María Kodama y yo hemos compartido con alegría y con asombro el hallazgo de sonidos, de idiomas, de crepúsculos, de ciudades, de jardines y de personas, siempre distintas y únicas. Estas páginas querrían ser monumentos de esa larga aventura que prosigue.

J. L. B.

*LA DIOSA GALICA

Cuando Roma llegó a estas tierras últimas y a su mar de aguas dulces indefinido y quizá interminable, cuando César y Roma, esos dos claros y altos nombres, llegaron, la diosa de madera quemada ya estaba aquí. La llamarían Diana o Minerva, a la manera indiferente de los imperios que no son misioneros y que prefieren reconocer y anexar las divinidades vencidas.

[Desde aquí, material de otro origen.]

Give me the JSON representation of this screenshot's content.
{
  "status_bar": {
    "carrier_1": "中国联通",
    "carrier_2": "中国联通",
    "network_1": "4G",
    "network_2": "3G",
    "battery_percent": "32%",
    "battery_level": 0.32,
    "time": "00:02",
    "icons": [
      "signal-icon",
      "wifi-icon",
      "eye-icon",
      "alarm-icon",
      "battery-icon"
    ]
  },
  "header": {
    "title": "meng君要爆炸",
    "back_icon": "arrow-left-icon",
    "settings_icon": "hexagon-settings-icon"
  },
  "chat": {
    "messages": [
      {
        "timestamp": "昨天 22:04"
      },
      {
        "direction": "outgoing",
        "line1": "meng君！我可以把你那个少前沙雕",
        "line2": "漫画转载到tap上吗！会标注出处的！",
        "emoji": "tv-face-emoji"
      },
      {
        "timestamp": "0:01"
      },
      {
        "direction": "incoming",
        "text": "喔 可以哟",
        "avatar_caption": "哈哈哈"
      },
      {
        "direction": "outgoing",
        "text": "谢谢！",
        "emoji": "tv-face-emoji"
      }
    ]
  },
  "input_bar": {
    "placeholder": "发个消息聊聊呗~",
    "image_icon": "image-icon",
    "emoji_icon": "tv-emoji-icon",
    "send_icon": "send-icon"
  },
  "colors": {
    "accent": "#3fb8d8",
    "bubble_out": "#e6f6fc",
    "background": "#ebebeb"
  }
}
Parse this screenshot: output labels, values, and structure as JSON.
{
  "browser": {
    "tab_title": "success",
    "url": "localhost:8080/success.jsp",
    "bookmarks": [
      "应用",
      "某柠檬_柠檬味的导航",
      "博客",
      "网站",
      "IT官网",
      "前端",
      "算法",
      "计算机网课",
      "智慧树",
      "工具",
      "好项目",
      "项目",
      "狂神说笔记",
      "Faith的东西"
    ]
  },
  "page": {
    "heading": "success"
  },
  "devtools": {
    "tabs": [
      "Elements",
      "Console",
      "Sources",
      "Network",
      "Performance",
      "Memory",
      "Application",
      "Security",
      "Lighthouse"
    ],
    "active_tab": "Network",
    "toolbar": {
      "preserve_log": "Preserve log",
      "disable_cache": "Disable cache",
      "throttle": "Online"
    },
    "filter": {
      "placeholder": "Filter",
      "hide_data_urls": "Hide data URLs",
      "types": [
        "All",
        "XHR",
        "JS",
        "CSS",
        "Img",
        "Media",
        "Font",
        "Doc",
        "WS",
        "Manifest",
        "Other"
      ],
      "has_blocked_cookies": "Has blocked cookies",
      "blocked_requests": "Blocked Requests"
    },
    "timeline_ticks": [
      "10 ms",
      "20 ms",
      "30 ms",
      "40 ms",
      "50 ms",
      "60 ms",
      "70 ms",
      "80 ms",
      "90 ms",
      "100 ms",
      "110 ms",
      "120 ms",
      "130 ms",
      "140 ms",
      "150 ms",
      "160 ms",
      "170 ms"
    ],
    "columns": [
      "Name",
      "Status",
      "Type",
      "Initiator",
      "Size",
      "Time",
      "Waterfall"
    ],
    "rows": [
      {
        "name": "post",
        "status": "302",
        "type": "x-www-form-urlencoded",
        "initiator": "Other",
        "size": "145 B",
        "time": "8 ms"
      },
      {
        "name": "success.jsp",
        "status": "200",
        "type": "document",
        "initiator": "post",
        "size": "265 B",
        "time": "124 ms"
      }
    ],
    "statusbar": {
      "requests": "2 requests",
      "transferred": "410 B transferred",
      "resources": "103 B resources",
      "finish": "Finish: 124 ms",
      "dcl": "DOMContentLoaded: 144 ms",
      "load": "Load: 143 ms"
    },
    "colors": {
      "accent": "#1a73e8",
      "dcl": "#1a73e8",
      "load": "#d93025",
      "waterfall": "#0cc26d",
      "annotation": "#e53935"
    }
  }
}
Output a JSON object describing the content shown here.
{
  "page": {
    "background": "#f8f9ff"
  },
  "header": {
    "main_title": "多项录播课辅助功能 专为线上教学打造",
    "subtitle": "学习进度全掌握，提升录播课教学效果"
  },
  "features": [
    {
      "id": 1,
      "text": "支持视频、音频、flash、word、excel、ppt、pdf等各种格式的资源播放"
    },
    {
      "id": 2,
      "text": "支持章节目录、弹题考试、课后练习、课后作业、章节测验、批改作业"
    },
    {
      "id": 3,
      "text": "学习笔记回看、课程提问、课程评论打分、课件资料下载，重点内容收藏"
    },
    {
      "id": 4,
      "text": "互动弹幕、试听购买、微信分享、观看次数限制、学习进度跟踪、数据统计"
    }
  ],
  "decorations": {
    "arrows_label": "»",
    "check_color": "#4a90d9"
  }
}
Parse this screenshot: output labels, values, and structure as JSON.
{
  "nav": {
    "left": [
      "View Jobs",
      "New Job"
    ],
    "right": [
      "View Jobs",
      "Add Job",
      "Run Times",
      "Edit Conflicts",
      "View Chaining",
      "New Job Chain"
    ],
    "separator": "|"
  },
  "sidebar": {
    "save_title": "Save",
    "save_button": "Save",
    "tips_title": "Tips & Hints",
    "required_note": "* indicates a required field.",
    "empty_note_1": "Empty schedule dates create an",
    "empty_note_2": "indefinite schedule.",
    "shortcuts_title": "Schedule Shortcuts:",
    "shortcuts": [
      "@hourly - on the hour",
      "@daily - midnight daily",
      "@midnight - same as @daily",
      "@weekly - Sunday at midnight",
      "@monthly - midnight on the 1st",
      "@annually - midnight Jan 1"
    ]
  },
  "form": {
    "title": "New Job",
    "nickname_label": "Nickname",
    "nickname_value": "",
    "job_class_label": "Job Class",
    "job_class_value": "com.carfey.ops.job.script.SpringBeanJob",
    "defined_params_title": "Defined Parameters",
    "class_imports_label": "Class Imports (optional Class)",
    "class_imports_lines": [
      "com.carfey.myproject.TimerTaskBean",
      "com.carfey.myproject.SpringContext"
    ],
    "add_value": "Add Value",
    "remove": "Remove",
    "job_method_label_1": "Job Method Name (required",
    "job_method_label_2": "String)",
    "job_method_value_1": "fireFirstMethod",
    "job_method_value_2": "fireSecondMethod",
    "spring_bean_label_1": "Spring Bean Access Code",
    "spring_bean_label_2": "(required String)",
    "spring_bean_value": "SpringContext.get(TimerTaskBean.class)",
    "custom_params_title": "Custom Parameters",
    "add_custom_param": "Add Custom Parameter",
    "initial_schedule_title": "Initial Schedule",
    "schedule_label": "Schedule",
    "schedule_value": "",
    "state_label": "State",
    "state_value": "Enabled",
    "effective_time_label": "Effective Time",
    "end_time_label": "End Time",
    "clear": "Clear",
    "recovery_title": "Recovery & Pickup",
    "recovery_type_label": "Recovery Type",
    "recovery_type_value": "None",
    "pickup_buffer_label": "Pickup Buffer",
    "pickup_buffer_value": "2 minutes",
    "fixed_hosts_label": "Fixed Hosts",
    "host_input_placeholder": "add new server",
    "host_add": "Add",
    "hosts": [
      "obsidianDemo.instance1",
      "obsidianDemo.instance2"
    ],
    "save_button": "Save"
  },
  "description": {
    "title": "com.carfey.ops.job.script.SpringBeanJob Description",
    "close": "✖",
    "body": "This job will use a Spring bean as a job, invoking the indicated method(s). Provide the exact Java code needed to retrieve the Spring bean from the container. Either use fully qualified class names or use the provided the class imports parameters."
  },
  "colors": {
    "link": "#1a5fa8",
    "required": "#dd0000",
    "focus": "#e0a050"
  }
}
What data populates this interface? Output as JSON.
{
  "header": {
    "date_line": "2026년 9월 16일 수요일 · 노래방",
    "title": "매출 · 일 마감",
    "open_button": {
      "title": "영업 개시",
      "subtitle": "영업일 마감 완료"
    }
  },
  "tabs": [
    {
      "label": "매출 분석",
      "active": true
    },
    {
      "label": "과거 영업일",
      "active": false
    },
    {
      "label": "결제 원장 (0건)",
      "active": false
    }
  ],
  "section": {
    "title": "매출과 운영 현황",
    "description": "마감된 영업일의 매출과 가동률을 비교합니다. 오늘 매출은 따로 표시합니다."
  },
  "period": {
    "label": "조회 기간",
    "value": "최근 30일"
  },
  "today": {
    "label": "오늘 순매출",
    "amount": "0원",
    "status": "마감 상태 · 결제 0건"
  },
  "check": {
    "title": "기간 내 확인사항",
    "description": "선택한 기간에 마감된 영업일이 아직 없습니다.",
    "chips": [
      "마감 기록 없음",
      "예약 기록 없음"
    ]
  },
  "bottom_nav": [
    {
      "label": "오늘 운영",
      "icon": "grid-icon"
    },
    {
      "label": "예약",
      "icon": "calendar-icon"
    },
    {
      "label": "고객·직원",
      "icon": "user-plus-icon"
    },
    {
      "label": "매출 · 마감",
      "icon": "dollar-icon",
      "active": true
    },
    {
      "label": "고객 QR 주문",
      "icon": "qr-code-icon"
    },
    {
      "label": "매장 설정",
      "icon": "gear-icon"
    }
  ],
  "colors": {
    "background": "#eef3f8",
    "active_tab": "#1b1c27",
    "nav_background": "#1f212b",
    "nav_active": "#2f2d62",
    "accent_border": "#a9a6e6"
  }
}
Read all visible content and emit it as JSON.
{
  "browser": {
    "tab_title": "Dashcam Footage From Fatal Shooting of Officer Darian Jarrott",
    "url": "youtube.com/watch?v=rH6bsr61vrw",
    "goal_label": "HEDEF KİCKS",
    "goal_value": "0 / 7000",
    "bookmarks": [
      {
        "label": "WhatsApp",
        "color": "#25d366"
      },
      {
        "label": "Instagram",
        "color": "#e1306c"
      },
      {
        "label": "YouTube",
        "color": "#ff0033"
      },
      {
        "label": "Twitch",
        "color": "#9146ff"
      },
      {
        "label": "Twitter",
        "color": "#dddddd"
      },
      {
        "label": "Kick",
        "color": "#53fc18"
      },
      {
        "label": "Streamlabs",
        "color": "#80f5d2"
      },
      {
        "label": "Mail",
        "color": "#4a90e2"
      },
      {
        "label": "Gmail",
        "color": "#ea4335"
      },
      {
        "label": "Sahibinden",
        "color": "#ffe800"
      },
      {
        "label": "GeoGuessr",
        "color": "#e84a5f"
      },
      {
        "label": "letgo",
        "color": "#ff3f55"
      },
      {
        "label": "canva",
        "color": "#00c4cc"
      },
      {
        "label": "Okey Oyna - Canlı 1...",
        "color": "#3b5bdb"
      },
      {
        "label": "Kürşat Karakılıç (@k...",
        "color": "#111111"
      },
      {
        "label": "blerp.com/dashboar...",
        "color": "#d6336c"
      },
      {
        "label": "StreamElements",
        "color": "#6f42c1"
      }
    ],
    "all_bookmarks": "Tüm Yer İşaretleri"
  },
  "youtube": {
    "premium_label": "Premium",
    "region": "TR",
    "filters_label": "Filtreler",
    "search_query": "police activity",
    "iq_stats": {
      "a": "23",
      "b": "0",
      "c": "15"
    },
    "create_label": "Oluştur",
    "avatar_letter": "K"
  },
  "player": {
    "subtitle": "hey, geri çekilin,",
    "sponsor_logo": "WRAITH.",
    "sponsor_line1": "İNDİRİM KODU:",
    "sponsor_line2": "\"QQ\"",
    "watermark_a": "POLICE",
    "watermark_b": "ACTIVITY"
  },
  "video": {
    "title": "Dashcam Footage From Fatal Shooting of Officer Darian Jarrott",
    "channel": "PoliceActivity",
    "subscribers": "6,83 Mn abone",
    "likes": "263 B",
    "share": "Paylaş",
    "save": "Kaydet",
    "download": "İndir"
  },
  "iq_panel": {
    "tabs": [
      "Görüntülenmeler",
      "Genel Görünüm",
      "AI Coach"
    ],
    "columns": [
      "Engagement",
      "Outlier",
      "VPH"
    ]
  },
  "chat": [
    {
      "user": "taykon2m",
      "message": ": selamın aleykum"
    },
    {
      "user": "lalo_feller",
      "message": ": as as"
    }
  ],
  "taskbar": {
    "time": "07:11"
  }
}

Antes ocuparía su lugar en una jerarquía precisa y sería la hija de un dios y la madre de otro y la vincularían a los dones de la primavera o al horror de la guerra. Ahora la cobija y la exhibe esa curiosa cosa, un mueso. Nos llega sin mitología, sin la palabra que fue suya, pero con el apagado clamor de generaciones hoy sepultadas. Es una cosa rota y sagrada que nuestra ociosa imaginación puede enriquecer irresponsablemente. No oiremos nunca las plegarias de sus adoradores, no sabremos nunca los ritos.

*EL TOTEM

Plotino de Alejandría, cuenta Porfirio, se negó a hacerse retratar, alegando que él era solamente la sombra de su prototipo platónico y que el retrato sería sombra de una sombra. Siglos después Pascal redescubriría ese argumento contra el arte de la pintura. La imagen que vemos aquí es la fotografía del facsímile de un ídolo del Canadá; es decir, es sombra de la sombra de una sombra. Su original, llamémoslo así, se erige, alto y sin culto, detrás de la última de las tres estaciones del Retiro. Se trata de un regalo oficial del gobierno del Canadá. A ese país no le importa ser representado por esa imagen bárbara. Un gobierno sudamericano no se atrevería al albur de regalar una imagen de una divinidad anónima y tosca.

Sabemos estas cosas y sin embargo nuestra imaginación se complace con la idea de un tótem en el destierro, de un tótem que oscuramente exige mitologías, tribus, encantaciones y acaso sacrificios. Nada sabemos de su culto; razón de más para soñarlo en el crepúsculo dudoso.